The study also measures the alignment tax of pedagogical GRPO, a popular fine-tuning approach. Under GRPO, thinking length per tutor turn collapses from 1,764 to 119 words (–93%), and accuracy on content-knowledge and pedagogical-knowledge tasks falls by 71% and 80% respectively. Most critically, the student's delta solve rate swings from a positive +0.180 to a negative –0.012, meaning students actually perform worse. To contextualize these behavioral shifts, the authors reproduce an 82-code educational codebook on 119,009 tutor sentences with a one-shot structural classifier. Together, these findings give practitioners a cheap, zero-training recipe for building math-tutoring LLMs while avoiding the hidden costs of traditional RL-based alignment.

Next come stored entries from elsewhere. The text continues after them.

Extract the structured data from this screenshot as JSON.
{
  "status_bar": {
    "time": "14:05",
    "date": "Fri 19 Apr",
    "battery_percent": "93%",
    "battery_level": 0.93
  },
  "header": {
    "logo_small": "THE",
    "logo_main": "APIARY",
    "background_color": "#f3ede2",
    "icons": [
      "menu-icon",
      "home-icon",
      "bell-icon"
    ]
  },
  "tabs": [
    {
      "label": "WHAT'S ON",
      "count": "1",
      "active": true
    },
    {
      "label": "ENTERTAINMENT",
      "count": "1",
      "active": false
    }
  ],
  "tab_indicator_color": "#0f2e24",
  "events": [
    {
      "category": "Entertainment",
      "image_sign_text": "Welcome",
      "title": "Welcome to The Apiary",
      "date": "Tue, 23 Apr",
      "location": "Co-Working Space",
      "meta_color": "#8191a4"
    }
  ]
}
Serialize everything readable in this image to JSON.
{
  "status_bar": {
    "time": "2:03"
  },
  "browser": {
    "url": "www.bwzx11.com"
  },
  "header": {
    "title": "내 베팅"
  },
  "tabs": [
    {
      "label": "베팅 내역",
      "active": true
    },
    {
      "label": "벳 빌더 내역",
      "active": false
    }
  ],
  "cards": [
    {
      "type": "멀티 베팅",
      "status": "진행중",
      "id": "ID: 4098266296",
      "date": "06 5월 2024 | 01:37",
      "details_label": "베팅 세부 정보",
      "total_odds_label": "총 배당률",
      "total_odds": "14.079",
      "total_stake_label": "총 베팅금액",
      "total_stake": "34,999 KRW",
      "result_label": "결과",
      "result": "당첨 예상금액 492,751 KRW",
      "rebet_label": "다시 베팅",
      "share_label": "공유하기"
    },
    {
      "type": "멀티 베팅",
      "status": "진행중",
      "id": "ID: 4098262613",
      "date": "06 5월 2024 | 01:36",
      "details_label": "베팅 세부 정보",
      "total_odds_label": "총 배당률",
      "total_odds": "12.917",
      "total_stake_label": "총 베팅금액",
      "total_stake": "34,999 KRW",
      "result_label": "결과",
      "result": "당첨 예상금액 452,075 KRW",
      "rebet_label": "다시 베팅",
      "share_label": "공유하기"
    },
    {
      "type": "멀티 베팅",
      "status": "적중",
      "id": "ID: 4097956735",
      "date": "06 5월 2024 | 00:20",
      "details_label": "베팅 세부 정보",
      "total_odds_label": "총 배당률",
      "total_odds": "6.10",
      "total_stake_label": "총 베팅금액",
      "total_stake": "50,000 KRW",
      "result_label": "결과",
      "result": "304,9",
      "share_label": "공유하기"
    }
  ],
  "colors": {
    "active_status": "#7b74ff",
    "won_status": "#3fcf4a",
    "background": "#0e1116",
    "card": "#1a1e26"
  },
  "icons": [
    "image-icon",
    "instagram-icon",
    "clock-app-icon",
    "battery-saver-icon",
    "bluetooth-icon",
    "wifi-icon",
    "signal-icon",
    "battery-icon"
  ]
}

- TEI uses four internal reasoning signals (keyword ratio, math-step density, ends-question rate, deep-reasoning gate) from a frozen model to predict tutor quality
- TEI@8 on DeepSeek-R1-8B boosts improvement rate from 59% to 81.9% with zero training or external judges
- Pedagogical GRPO causes 93% drop in thinking length, 71–80% accuracy loss, and a negative student solve rate (–0.012 vs +0.180 baseline)
Why It Matters
A training-free method to build and evaluate AI tutors, cutting costs and avoiding the performance trade-offs of RL-based alignment.